Назарий, налив в рожок вина, перекрестился и, поклонясь хозяевам, разом опорожнил его, а, наливая другой, обратился к Захарию.
— На-ка, промочи живой водицей свою душеньку, небось она зачерствела со страху в лесу.
Тот не отказался и, прильнув к рожку, вытянул вино как насосом.
Дошла очередь до хозяина, но тот обеими руками отмахивался от вина.
— Что ты, боярин! Нам не во льготу это снадобье, наше рыло не отворачивается только от пенной браги, да и то в праздничный день, а не в будни.15
Немало труда стоило Назарию уговорить его выпить хотя один рожок. Савелий опасался, что среди приезжих есть соглядатай из холопьего приказа,16 который после возьмет с него виру.17
Только тогда, когда Захарий поклялся ему московским чудотворцем, святым Петром митрополитом, что никто из них из избы сору не вынесет, то есть не будет на него доносчиком, старик охотно согласился опорожнить не только рожок, но даже целую флягу.

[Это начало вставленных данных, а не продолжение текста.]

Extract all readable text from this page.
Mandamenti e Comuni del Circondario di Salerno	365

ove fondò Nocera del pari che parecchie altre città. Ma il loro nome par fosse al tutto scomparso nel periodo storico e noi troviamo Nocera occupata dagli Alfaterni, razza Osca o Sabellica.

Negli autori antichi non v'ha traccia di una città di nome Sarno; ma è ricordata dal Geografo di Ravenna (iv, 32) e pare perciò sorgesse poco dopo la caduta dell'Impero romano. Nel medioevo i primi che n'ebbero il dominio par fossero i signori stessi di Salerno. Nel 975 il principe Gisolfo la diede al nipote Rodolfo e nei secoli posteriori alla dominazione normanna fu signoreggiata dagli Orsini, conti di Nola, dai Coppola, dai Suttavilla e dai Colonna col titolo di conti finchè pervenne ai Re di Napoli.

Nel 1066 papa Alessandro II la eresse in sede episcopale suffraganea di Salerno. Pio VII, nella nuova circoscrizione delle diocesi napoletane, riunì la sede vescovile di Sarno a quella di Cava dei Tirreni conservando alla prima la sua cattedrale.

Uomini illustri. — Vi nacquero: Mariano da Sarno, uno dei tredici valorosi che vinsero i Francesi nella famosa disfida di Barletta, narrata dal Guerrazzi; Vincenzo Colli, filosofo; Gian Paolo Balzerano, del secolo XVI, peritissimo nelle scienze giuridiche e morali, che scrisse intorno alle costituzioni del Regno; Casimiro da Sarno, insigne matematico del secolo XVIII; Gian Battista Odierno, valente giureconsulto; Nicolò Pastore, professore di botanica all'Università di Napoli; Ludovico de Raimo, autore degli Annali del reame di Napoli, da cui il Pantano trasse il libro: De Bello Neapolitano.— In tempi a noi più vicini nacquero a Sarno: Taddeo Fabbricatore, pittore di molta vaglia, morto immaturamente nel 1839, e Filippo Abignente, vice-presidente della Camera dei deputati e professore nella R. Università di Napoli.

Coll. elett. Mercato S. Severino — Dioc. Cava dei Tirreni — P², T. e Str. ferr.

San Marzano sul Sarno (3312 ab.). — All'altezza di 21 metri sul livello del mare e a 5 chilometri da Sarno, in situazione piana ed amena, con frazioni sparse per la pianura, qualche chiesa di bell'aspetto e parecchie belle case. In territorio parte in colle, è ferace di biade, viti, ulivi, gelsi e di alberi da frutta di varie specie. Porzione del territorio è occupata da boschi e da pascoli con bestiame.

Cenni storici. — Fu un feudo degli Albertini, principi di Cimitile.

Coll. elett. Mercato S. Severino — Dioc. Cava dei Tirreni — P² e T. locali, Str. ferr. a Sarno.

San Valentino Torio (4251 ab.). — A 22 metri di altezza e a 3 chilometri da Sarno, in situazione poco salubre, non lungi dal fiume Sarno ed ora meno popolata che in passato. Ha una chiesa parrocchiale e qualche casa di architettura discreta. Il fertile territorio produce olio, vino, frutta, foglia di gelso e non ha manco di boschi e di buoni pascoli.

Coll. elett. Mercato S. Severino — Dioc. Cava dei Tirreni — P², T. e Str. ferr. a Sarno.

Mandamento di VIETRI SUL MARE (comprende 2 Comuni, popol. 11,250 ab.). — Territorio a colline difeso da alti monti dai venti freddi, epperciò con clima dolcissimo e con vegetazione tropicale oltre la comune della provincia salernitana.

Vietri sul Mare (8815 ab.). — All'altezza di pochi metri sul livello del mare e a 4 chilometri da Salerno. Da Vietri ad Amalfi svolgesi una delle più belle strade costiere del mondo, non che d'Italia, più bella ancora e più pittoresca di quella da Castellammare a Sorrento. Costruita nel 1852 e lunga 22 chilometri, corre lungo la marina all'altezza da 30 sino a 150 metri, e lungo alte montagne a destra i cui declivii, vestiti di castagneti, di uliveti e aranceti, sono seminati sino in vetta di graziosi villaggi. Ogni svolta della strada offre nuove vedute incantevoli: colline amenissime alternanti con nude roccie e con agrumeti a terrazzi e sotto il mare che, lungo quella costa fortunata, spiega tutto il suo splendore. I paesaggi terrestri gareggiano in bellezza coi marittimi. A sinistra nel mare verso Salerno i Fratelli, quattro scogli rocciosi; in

Полюбилась ему, видимо, лакомая влага. С самодовольной улыбкой погладил он свою бороду, которую звали полосатой, так как она была черная с проседью, и любовно посмотрел на оставшееся во фляжке вино.
Агафья тоже промочила себе горло, не отказываясь, но прихлебывая и приговаривая:
— Куда голова, туда и хвост, живши с мужем четыре десятка, так уж и пить из одной чаши!
Вино развязало языки старикам.
Савелий пустился в россказни о тереме, утверждая, что он более чем ровесник Москве, что прадеду великого князя, Юрию Владимировичу Долгорукому, подарил его на зубок замышляемому им городу какой-то пустынник-чародей, похороненный особо от православных на Красном холму, в конце Алексеевского леса, подле ярославской дороги, что кости его будто и до сих пор так бьются о гроб и пляшут в могиле, что земля летит от нее вверх глыбами, что этот весь изрытый холм по ночам превращается в страшную разгоревшуюся рожу, у которой вместо волос огненные змеиные хвосты, а вместо глаз высовываются жала и кивают проходящим; что пламя его видно издалека и оттого он называется Красным. Великий князь подарил этот терем боярину Савелия за верную службу, вскоре после похода под Казань, и что с тех пор стал тут жить боярин с семейством до самой опалы великокняжеской.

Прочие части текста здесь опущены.